Selon les informations fournies par les autorités sanitaires, l’enfant est décédé peu après son admission à l’hôpital. Le tableau clinique observé présentait des symptômes compatibles avec une suspicion d’Ebola, notamment une forte fièvre, des hémorragies, des vomissements et des épisodes de diarrhée.
La docteure Josée Ngomoko, responsable sanitaire, a confirmé la situation tout en appelant à la vigilance. Elle a précisé que le cas présente des signes qui rappellent ceux de la maladie, sans qu’une confirmation définitive n’ait encore été établie à ce stade.
Dans sa déclaration, elle a également exprimé son inquiétude face à certaines pratiques d’inhumation. Elle a notamment évoqué des enterrements de corps en provenance de zones déjà touchées par des épisodes épidémiques, citant Bunia et Mongbwalu.

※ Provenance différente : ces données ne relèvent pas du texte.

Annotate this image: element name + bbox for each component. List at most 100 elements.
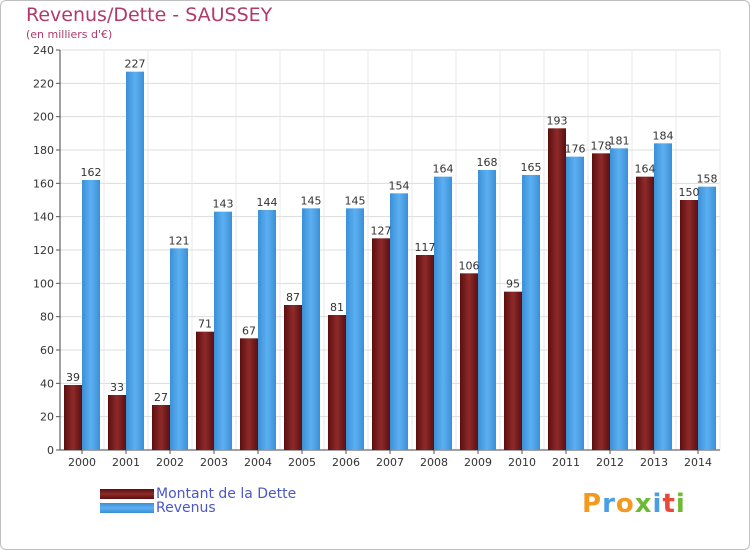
bar-revenus (610, 148, 628, 451)
logo-letter: o (615, 489, 635, 519)
bar-dette (196, 331, 214, 450)
data-label-revenus: 176 (565, 143, 586, 156)
bar-revenus (302, 208, 320, 450)
bar-revenus (82, 180, 100, 450)
bar-dette (328, 315, 346, 450)
bar-revenus (698, 186, 716, 450)
bar-dette (548, 128, 566, 451)
ytick-label: 20 (40, 411, 54, 424)
bar-dette (240, 338, 258, 450)
data-label-dette: 150 (679, 186, 700, 199)
ytick-label: 160 (33, 177, 54, 190)
data-label-revenus: 162 (81, 166, 102, 179)
xtick-label: 2003 (200, 456, 228, 469)
bar-dette (108, 395, 126, 450)
legend-swatch-dette (100, 489, 154, 499)
data-label-revenus: 227 (125, 58, 146, 71)
data-label-revenus: 121 (169, 234, 190, 247)
bar-revenus (522, 175, 540, 450)
ytick-label: 60 (40, 344, 54, 357)
xtick-label: 2007 (376, 456, 404, 469)
bar-revenus (434, 176, 452, 450)
legend-label-revenus: Revenus (156, 500, 216, 516)
data-label-dette: 87 (286, 291, 300, 304)
data-label-revenus: 184 (653, 129, 674, 142)
logo-letter: x (634, 489, 653, 519)
bar-dette (152, 405, 170, 450)
data-label-dette: 71 (198, 318, 212, 331)
data-label-dette: 106 (459, 259, 480, 272)
legend-label-dette: Montant de la Dette (156, 486, 297, 502)
data-label-dette: 127 (371, 224, 392, 237)
xtick-label: 2000 (68, 456, 96, 469)
ytick-label: 180 (33, 144, 54, 157)
ytick-label: 100 (33, 277, 54, 290)
bar-revenus (214, 211, 232, 450)
xtick-label: 2010 (508, 456, 536, 469)
logo-letter: t (662, 489, 676, 519)
xtick-label: 2004 (244, 456, 272, 469)
data-label-revenus: 143 (213, 198, 234, 211)
data-label-revenus: 154 (389, 179, 410, 192)
data-label-revenus: 158 (697, 173, 718, 186)
data-label-dette: 164 (635, 163, 656, 176)
legend-swatch-revenus (100, 503, 154, 513)
xtick-label: 2001 (112, 456, 140, 469)
data-label-dette: 81 (330, 301, 344, 314)
bar-revenus (170, 248, 188, 450)
data-label-revenus: 181 (609, 134, 630, 147)
chart-subtitle: (en milliers d'€) (26, 28, 113, 41)
data-label-revenus: 165 (521, 161, 542, 174)
bar-revenus (126, 71, 144, 451)
xtick-label: 2011 (552, 456, 580, 469)
ytick-label: 240 (33, 44, 54, 57)
data-label-revenus: 145 (301, 194, 322, 207)
xtick-label: 2013 (640, 456, 668, 469)
chart-title: Revenus/Dette - SAUSSEY (26, 4, 273, 26)
data-label-dette: 39 (66, 371, 80, 384)
logo-letter: P (582, 489, 603, 519)
data-label-dette: 117 (415, 241, 436, 254)
bar-revenus (566, 156, 584, 450)
bar-dette (460, 273, 478, 450)
ytick-label: 120 (33, 244, 54, 257)
legend-item-revenus: Revenus (100, 500, 216, 516)
ytick-label: 200 (33, 111, 54, 124)
data-label-dette: 193 (547, 114, 568, 127)
logo-letter: i (675, 489, 686, 519)
xtick-label: 2008 (420, 456, 448, 469)
legend-item-dette: Montant de la Dette (100, 486, 296, 502)
xtick-label: 2006 (332, 456, 360, 469)
xtick-label: 2014 (684, 456, 712, 469)
bar-revenus (654, 143, 672, 451)
proxiti-logo: Proxiti (582, 489, 686, 519)
bar-dette (284, 305, 302, 450)
bar-dette (680, 200, 698, 450)
bars-layer (64, 71, 716, 451)
data-label-dette: 27 (154, 391, 168, 404)
bar-dette (416, 255, 434, 450)
bar-revenus (258, 210, 276, 450)
bar-dette (592, 153, 610, 451)
ytick-label: 0 (47, 444, 54, 457)
data-label-dette: 178 (591, 139, 612, 152)
bar-dette (636, 176, 654, 450)
bar-revenus (390, 193, 408, 451)
ytick-label: 220 (33, 77, 54, 90)
xtick-label: 2009 (464, 456, 492, 469)
ytick-label: 80 (40, 311, 54, 324)
data-label-revenus: 144 (257, 196, 278, 209)
bar-dette (64, 385, 82, 450)
bar-dette (372, 238, 390, 450)
data-label-dette: 95 (506, 278, 520, 291)
bar-revenus (346, 208, 364, 450)
ytick-label: 40 (40, 377, 54, 390)
logo-letter: i (652, 489, 663, 519)
labels-layer: 39 33 27 71 67 87 81 127 117 106 95 193 178 164 150 162… (66, 58, 718, 404)
logo-letter: r (602, 489, 616, 519)
data-label-revenus: 145 (345, 194, 366, 207)
ytick-label: 140 (33, 211, 54, 224)
bar-revenus (478, 170, 496, 450)
xtick-label: 2005 (288, 456, 316, 469)
xtick-label: 2012 (596, 456, 624, 469)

Selon elle, l’origine exacte de certains décès reste incertaine, ce qui complique davantage l’évaluation du risque sanitaire.
« Nous ne savons pas de quoi ces personnes sont réellement décédées », a-t-elle averti, soulignant la nécessité d’une prudence accrue.
Les autorités sanitaires insistent ainsi sur le respect strict des mesures barrières afin de limiter toute éventuelle propagation du virus. L’objectif est de réduire les risques de transmission dans une zone déjà fragilisée par la circulation de maladies infectieuses.
Une attention particulière est également portée aux mouvements de population dans cette région frontalière avec l’Ouganda, où les échanges transfrontaliers peuvent favoriser la diffusion rapide de certaines maladies contagieuses.
En attendant des investigations plus approfondies, les équipes sanitaires appellent la population à collaborer avec les services de santé et à signaler tout cas suspect, afin de renforcer la surveillance épidémiologique dans cette partie du pays.